Morrison’s To Blackberry Farm To Reverie

Dinner at Belle Meade Cafeteria, Nashville TN
This, alas, isn’t a pic of food from Morrison’s but from another cafeteria we’ve been to that has since disappeared — the Belle Meade Cafeteria in Nashville.
For whatever reason, the other day I came across this very nice remembrance of Morrison’s at the Creative Loafing – Tampa site called ‘Morrison’s Cafeteria as Theatre: Memories of Perfect Shrimp and Tartar Sauce’. 
The most popular restaurant in my very young (pre-high school) life was Morrison’s Cafeteria.  It was my grandparent’s go-to place if we were eating out.  “Home base” was the one at the Gadsden Mall, very close to one of the entrances.  Hot, wet trays.  Green cloth-wrapped silverware.  Salads (which included glass cups of sparkling jello cubes), desserts (they deliberately put the desserts early on so you got one before realizing at the end you didn’t need it, didn’t they?) vegetables, entrees, breads (remember those *huge* slices of garlic bread? and the cornpones? and the giant rolls with a smudge of flour on top? and the mexican cornbread?) red- or brown- colored plastic tumblers for the beverages, and finally the wait at the register while the bill was tabulated.  Oh!  And if you needed help with your tray, the buzzer was rung.  
Ah, Morrison’s.
It actually began in Mobile in 1920 and at one time was a chain of 150 or so restaurants.

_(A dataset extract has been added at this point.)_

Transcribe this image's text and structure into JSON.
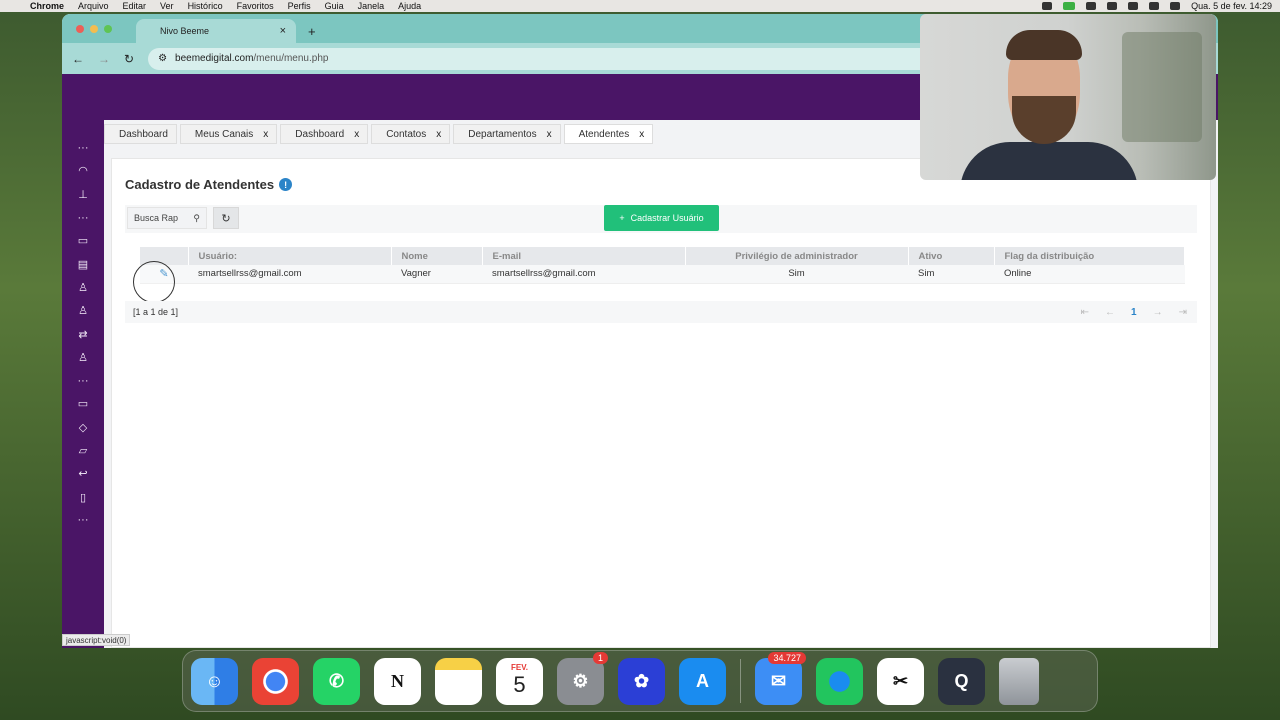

I got a student loan once to attend the University of South Alabama (USA) in Mobile — at the time, I wanted to be a teacher (as it wound up, I graduated from a different college with a BBA, and also a BS in Lib Arts, and never took a single class to be a teacher).  One of my best friends was also going to go to USA with me — but wound up graduating from Texas.  We went apartment shopping and found a sweet carriage house apartment behind a larger very nice home off Old Shell Road.  
Trying to figure out how our lives in Mobile would differ from our lives in our hometown, we talked about where we would worship (I liked Springhill Avenue Temple) and how we would spend our time (going to classes, studying, and working like crazy – probably at a restaurant somewhere like so many other college kids) and what we’d do for fun (driving over to the beach every chance we got).  I remember my friend saying “I don’t even know what they eat in Mobile,” and I said “well, they have a Morrison’s so we’ll never go hungry.”  

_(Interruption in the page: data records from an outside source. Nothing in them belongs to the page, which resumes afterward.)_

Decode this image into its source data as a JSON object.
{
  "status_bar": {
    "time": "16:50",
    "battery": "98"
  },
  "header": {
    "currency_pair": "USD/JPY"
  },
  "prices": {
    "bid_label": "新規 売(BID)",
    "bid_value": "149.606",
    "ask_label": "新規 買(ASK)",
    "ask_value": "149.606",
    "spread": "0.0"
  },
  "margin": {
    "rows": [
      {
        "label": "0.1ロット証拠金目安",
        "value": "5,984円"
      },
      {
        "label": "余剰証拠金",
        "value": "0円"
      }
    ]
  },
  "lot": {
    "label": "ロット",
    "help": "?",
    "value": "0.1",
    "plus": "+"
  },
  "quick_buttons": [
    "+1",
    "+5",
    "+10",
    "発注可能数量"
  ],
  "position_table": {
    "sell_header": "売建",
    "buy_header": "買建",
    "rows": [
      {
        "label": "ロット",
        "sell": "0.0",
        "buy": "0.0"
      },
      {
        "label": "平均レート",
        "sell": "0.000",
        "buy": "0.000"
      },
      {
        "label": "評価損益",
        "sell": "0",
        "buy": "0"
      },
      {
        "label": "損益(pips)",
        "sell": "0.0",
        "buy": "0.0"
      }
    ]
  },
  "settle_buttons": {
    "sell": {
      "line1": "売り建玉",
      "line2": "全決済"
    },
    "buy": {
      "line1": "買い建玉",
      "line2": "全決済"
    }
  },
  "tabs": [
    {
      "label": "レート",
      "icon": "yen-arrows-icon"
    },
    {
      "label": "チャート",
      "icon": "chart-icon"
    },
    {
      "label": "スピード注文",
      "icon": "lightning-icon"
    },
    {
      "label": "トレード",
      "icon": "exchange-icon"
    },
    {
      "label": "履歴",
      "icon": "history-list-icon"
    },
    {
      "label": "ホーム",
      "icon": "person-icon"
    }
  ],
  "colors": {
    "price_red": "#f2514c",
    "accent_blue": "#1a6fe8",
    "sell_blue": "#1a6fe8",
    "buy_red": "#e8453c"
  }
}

I didn’t yet know about Wintzell’s or Brick Pit or Tiny Diny or Pollman’s Bakery or the Dew Drop, even.  Back then, Nan-Seas and The Pillars were still around.  I had no idea what West Indies salad was at the time.  As it turned out, USA wasn’t the college either of us would graduate from.  But I felt reassured that if we had stayed, we would not waste away knowing that there was a Morrison’s in town.

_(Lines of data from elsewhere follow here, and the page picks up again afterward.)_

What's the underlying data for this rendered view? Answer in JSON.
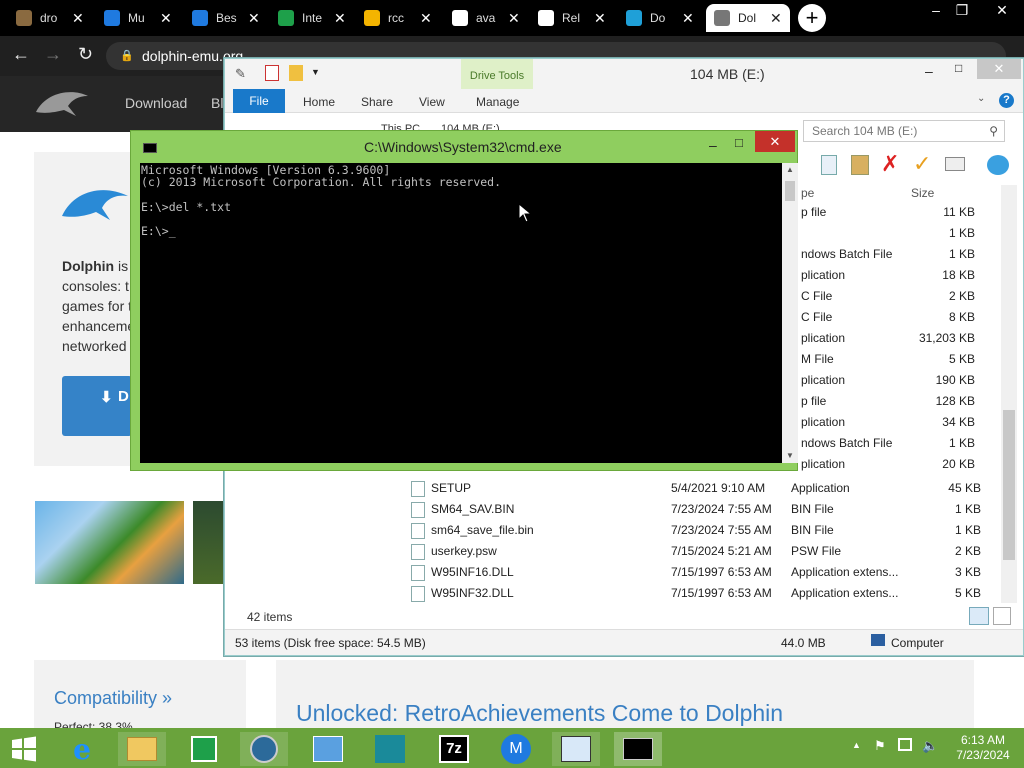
{
  "browser": {
    "tabs": [
      {
        "label": "dro",
        "color": "#8a6a40"
      },
      {
        "label": "Mu",
        "color": "#1f7ae0"
      },
      {
        "label": "Bes",
        "color": "#1f7ae0"
      },
      {
        "label": "Inte",
        "color": "#1ea04a"
      },
      {
        "label": "rcc",
        "color": "#f4b400"
      },
      {
        "label": "ava",
        "color": "#ffffff"
      },
      {
        "label": "Rel",
        "color": "#ffffff"
      },
      {
        "label": "Do",
        "color": "#1fa0d8"
      },
      {
        "label": "Dol",
        "color": "#777777"
      }
    ],
    "new_tab": "+",
    "window_controls": [
      "–",
      "❐",
      "✕"
    ],
    "url": "dolphin-emu.org"
  },
  "website": {
    "nav": [
      "Download",
      "Bl"
    ],
    "hero_lines": [
      "Dolphin is",
      "consoles: t",
      "games for t",
      "enhanceme",
      "networked"
    ],
    "hero_strong": "Dolphin",
    "hero_rest": " is",
    "download_label": "D",
    "compat_title": "Compatibility »",
    "compat_sub": "Perfect: 38.3%",
    "news_title": "Unlocked: RetroAchievements Come to Dolphin"
  },
  "explorer": {
    "title": "104 MB (E:)",
    "contextual_tab": "Drive Tools",
    "ribbon_tabs": [
      "File",
      "Home",
      "Share",
      "View",
      "Manage"
    ],
    "breadcrumb": [
      "This PC",
      "104 MB (E:)"
    ],
    "search_placeholder": "Search 104 MB (E:)",
    "size_header": "Size",
    "type_header": "pe",
    "hidden_rows": [
      {
        "type": "p file",
        "size": "11 KB"
      },
      {
        "type": "",
        "size": "1 KB"
      },
      {
        "type": "ndows Batch File",
        "size": "1 KB"
      },
      {
        "type": "plication",
        "size": "18 KB"
      },
      {
        "type": "C File",
        "size": "2 KB"
      },
      {
        "type": "C File",
        "size": "8 KB"
      },
      {
        "type": "plication",
        "size": "31,203 KB"
      },
      {
        "type": "M File",
        "size": "5 KB"
      },
      {
        "type": "plication",
        "size": "190 KB"
      },
      {
        "type": "p file",
        "size": "128 KB"
      },
      {
        "type": "plication",
        "size": "34 KB"
      },
      {
        "type": "ndows Batch File",
        "size": "1 KB"
      },
      {
        "type": "plication",
        "size": "20 KB"
      }
    ],
    "files": [
      {
        "name": "SETUP",
        "date": "5/4/2021 9:10 AM",
        "type": "Application",
        "size": "45 KB"
      },
      {
        "name": "SM64_SAV.BIN",
        "date": "7/23/2024 7:55 AM",
        "type": "BIN File",
        "size": "1 KB"
      },
      {
        "name": "sm64_save_file.bin",
        "date": "7/23/2024 7:55 AM",
        "type": "BIN File",
        "size": "1 KB"
      },
      {
        "name": "userkey.psw",
        "date": "7/15/2024 5:21 AM",
        "type": "PSW File",
        "size": "2 KB"
      },
      {
        "name": "W95INF16.DLL",
        "date": "7/15/1997 6:53 AM",
        "type": "Application extens...",
        "size": "3 KB"
      },
      {
        "name": "W95INF32.DLL",
        "date": "7/15/1997 6:53 AM",
        "type": "Application extens...",
        "size": "5 KB"
      }
    ],
    "item_count": "42 items",
    "status_left": "53 items (Disk free space: 54.5 MB)",
    "status_size": "44.0 MB",
    "status_location": "Computer"
  },
  "cmd": {
    "title": "C:\\Windows\\System32\\cmd.exe",
    "lines": [
      "Microsoft Windows [Version 6.3.9600]",
      "(c) 2013 Microsoft Corporation. All rights reserved.",
      "",
      "E:\\>del *.txt",
      "",
      "E:\\>_"
    ]
  },
  "taskbar": {
    "time": "6:13 AM",
    "date": "7/23/2024",
    "zip_label": "7z"
  }
}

That Morrison’s in Mobile is still open.  I think every other one is now owned by Picadilly, which is based in Baton Rouge, and…it’s not the same.  Back in the ’80s, Morrison’s purchased Ruby Tuesday, which started in Knoxville.  To make things interesting: if you’re familiar with Blackberry Farm, the people that started it also founded Ruby Tuesday.  Oh, and Morrison’s for a time also had L&N Seafood which had those great biscuits, and the one remaining L&N even sells the biscuit mix.
Morrison’s still holds fond memories for me.  Memories of being with my sweet grandparents.
Back to Blackberry Farm: the owners’ home there was featured in a 2009 issue of Architectural Digest — the article includes a slideshow and the interior designer was my favorite, Suzanne Kasler from Atlanta.  
They’re beginning to sell private construction on the Farm property (est. $1.7 million for a three-bedroom cottage on a half-acre lot) also.
Me?  I’d **save $1.3 million** and forget the cottage on a half-acre.  I’d buy antebellum Reverie in Marion and never even give a moment of thought to the Blackberry Farm amenities I’d be missing.  Oh Reverie!

…elaborate plaster moldings and inlaid flooring, double parlors, magnificent dining room, 5 bedrooms with three full baths and a half bath. Greek Revival architecture, the home was patterned after the White House of the Confederacy in Richmond, VA. Points of interest include a ‘widow’s walk’ around the top of the home, a curved staircase with leaded stained glass windows above the landing. The grounds include a koi & gold fish water garden, outdoor room, knot garden with fountain, converted green house (conservatory), brick smoke house, spacious picket fenced dog run, carriage house (two car) and a wisteria arbor that is believed to be older than the home. Over 5,000 square feet. AC & htg. central upstairs and downstairs, modern kitchen, keeping room with working fireplace. Screened porch full length of rear of home with overhead fans.